For Gus Stackhouse, it’s about smart training, a good diet and an incredible amount of focus.
The Auburn resident is a champion bodybuilder, recently earning a title at the Midwestern Body Building competition in July and placing in the top five at the 2013 Junior Nationals competition.
“A bodybuilder has to have samurai focus and monklike discipline,” when training, he says.
The 34-year-old was first drawn to the sport when he was a high school athlete. As he went to practice, he discovered that he enjoyed the workouts more than the sport.
“It’s all me and the fruits of my labor. There was such a draw to the individuality of the sport,” says Stackhouse, who has been participating in competitions for 11 years. “Ultimately, it’s your decision to eat what you eat and train when you train and how often you train and how diligent you are about those things.”
Routine: Stackhouse trains five days a week, splitting his rest days throughout the workweek. He wakes up at 5 a.m. for a cardio session, usually about 50 minutes.
“One thing I pride myself on is that I do cardio a lot, year-round to keep my weight down,” he says. “I’ll switch from primarily treadmill in the off-season to the stepper, which is more taxing and it burns more calories in a session.”
In the evening, Stackhouse heads to the gym for his weight workouts, which can last from an hour to two hours. He follows a split routine, training different muscle groups and body parts on different days.
Weighty matters: “There are a lot of hard-core pundits who say that free weights are the only way to go,” he says. “They might be superior in some aspects but they aren’t superior in all aspects.”
Rather, Stackhouse prefers to incorporate various forms of resistance – dumbbells, cables, barbells and machines – into his training.
“I never eliminate any aspect of training because it leads to an incomplete physique,” he says.

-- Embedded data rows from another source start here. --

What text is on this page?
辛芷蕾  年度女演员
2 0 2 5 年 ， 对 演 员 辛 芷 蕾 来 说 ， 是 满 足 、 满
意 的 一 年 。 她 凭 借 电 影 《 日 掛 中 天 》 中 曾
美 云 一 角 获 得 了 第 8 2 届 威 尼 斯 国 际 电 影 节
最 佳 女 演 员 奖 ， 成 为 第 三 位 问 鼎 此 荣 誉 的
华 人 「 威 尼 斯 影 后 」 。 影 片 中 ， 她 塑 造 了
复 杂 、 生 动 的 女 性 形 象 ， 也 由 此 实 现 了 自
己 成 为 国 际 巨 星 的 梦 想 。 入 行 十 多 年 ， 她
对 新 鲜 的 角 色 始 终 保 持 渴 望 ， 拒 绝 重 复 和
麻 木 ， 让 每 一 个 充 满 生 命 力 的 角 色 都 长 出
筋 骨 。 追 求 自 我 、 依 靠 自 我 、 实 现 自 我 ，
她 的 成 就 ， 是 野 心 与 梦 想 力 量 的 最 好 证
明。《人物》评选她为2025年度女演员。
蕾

Gear: “I would never train without my belt,” he says.
Diet: While Stackhouse eats mindfully throughout the year, he begins to diet about 20 weeks before a competition, reducing his carbohydrate and fat intake.
“The diet can be very difficult, especially a competition preparation diet,” he says. “You are on restricted calories but at the same time you are trying to push yourself as hard as you physically can, in the gym and with the cardio.”

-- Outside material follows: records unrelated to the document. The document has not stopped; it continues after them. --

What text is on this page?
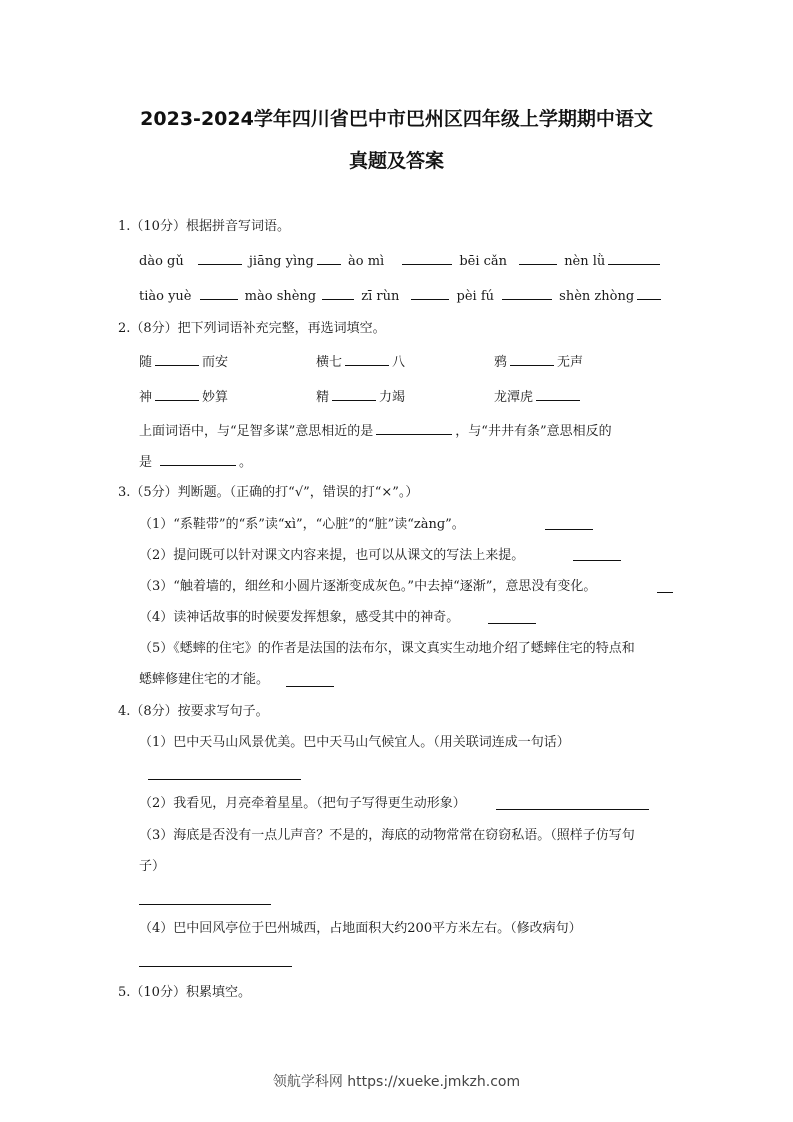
2023-2024学年四川省巴中市巴州区四年级上学期期中语文
真题及答案
1.（10分）根据拼音写词语。
dào gǔ	jiāng yìng	ào mì	bēi cǎn	nèn lǜ
tiào yuè	mào shèng	zī rùn	pèi fú	shèn zhòng
2.（8分）把下列词语补充完整，再选词填空。
随	而安	横七	八	鸦	无声
神	妙算	精	力竭	龙潭虎
上面词语中，与“足智多谋”意思相近的是	，与“井井有条”意思相反的
是	。
3.（5分）判断题。（正确的打“√”，错误的打“×”。）
（1）“系鞋带”的“系”读“xì”，“心脏”的“脏”读“zànɡ”。
（2）提问既可以针对课文内容来提，也可以从课文的写法上来提。
（3）“触着墙的，细丝和小圆片逐渐变成灰色。”中去掉“逐渐”，意思没有变化。
（4）读神话故事的时候要发挥想象，感受其中的神奇。
（5）《蟋蟀的住宅》的作者是法国的法布尔，课文真实生动地介绍了蟋蟀住宅的特点和
蟋蟀修建住宅的才能。
4.（8分）按要求写句子。
（1）巴中天马山风景优美。巴中天马山气候宜人。（用关联词连成一句话）
（2）我看见，月亮牵着星星。（把句子写得更生动形象）
（3）海底是否没有一点儿声音？不是的，海底的动物常常在窃窃私语。（照样子仿写句
子）
（4）巴中回风亭位于巴州城西，占地面积大约200平方米左右。（修改病句）
5.（10分）积累填空。
领航学科网 https://xueke.jmkzh.com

Most meals involve a lean protein – fish, chicken or turkey – a complex carb such as rice or quinoa and vegetables.
Supplements: Part of Stackhouse’s training regimen includes taking supplements, which he buys at Health Kick Nutrition, 610 E. Dupont Road. Amino acids and creatine, he says, help him build muscle in the offseason and maintain it during competition preparation.

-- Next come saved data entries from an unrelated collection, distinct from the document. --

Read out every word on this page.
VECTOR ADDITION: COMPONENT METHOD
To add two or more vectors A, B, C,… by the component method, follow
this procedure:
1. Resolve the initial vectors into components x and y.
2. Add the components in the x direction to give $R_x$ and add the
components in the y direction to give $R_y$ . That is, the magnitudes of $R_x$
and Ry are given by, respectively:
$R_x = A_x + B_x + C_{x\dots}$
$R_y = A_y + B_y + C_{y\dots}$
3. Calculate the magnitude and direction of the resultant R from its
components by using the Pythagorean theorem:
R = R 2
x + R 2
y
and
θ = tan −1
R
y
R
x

Stay hydrated: “I’m a huge advocate of drinking massive amounts of fluids, so I always have my water jug with me,” he says, adding that it’s not unusual for him to drink a half-gallon of water in a workout.
Upcoming competitions: Stackhouse will compete in the NPC Junior USA Bodybuilding Championship in May in Charleston, S.C. Having placed in the top five this year, he hopes to improve and place in the top four or even top three.
“All we can do as bodybuilders is beat the person we were the year before or the show before. If we can better than what we were the show before, then we’ve won really,” he says. “I can’t control what anyone else looks like. I can’t control who shows up and who doesn’t. All I can control is me. I figure if I can continuously improve myself, sooner or later everything is going to happen.”
Motivation: “When I first started out, one of my original mentors told me to write down six goals that if I had to walk away, no matter what, from the sport … that I could walk away with no regrets,” Stackhouse says. “I’ve actually achieved five of those six so I have one goal left, which is to win the state championship.”